During the Early Jurassic period, the land that is now the Kayenta Formation experienced rainy summers and dry winters. By the Middle Jurassic period it was being encroached upon from the north by a sandy dune field that would become the Navajo Sandstone. The animals here were adapted to a seasonal climate and abundant water could be found in streams, ponds and lakes. Syntarsus kayentakatae shared its paleoenvironment with other dinosaurs, such as several theropods including Dilophosaurus, Kayentavenator, the "Shake-N-Bake" theropod, the basal sauropodomorphs Sarahsaurus and Anchisaurus, heterodontosaurids, and the armored dinosaurs Scelidosaurus and Scutellosaurus. The Kayenta Formation has produced the remains of three coelophysoid taxa of different body size, representing the most diverse ceratosaur fauna yet known. The formation has also yielded a small but growing assemblage of organisms. Vertebrates present in the Kayenta Formation at the time of S. kayentakatae included hybodont sharks, indeterminate bony fish, lungfish, salamanders, the frog Prosalirus, the caecilian Eocaecilia, the turtle Kayentachelys, a sphenodontian reptile, various lizards, and the pterosaur Rhamphinion.
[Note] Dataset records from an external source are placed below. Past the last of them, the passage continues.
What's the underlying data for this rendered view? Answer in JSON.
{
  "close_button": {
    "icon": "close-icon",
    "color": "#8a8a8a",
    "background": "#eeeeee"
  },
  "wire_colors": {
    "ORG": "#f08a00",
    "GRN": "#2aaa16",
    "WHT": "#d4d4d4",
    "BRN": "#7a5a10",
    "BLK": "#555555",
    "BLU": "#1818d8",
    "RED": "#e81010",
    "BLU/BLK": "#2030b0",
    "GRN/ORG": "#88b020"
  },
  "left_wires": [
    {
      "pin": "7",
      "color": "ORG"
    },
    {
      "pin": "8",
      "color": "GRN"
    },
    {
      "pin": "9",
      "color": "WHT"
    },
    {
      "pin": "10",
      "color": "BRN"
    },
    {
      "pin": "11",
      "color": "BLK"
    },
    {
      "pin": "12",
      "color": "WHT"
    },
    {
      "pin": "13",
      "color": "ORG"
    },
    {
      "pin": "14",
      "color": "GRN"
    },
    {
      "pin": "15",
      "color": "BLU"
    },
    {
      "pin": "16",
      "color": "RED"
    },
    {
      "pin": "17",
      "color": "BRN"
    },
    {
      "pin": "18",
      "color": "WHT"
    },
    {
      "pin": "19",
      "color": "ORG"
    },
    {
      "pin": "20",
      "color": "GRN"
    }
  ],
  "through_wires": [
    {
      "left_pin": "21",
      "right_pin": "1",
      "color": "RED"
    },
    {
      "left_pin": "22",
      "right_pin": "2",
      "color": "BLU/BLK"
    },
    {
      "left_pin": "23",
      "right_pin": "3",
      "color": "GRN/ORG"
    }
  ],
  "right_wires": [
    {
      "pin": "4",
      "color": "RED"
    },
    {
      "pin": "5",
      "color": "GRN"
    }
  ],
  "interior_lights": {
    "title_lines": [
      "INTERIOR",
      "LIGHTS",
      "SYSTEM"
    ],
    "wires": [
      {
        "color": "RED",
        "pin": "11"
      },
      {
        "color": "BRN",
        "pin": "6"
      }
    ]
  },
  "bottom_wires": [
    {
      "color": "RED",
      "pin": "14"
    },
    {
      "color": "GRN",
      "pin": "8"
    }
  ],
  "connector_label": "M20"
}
Also present were the synapsids Dinnebitodon, Kayentatherium, Oligokyphus, morganucodontans, the possible early true mammal Dinnetherium, and a haramiyid mammal. Several early crocodylomorphs were also present, including Calsoyasuchus, Eopneumatosuchus, Kayentasuchus, and Protosuchus. Vertebrate trace fossils from this area include coprolites and the tracks of therapsids, lizard-like animals, and dinosaurs. Non-vertebrates in this ecosystem included microbial or "algal" limestone, freshwater bivalves, freshwater mussels and snails, and ostracods. The plant life known from this area included trees that became preserved as petrified wood.

===Taphonomy===
The holotype (MNA V2623) of "Syntarsus" kayentakatae came to rest on its left side and was partially buried. This served to stabilize the bones on the left side of the skull; however, the right side of the skull was likely exposed to water currents as it began to decompose. Some of the loosely connected bones on this side drifted out of place before the entire skull was finally buried. Later, the great weight of overlying sediment served to distort the specimen.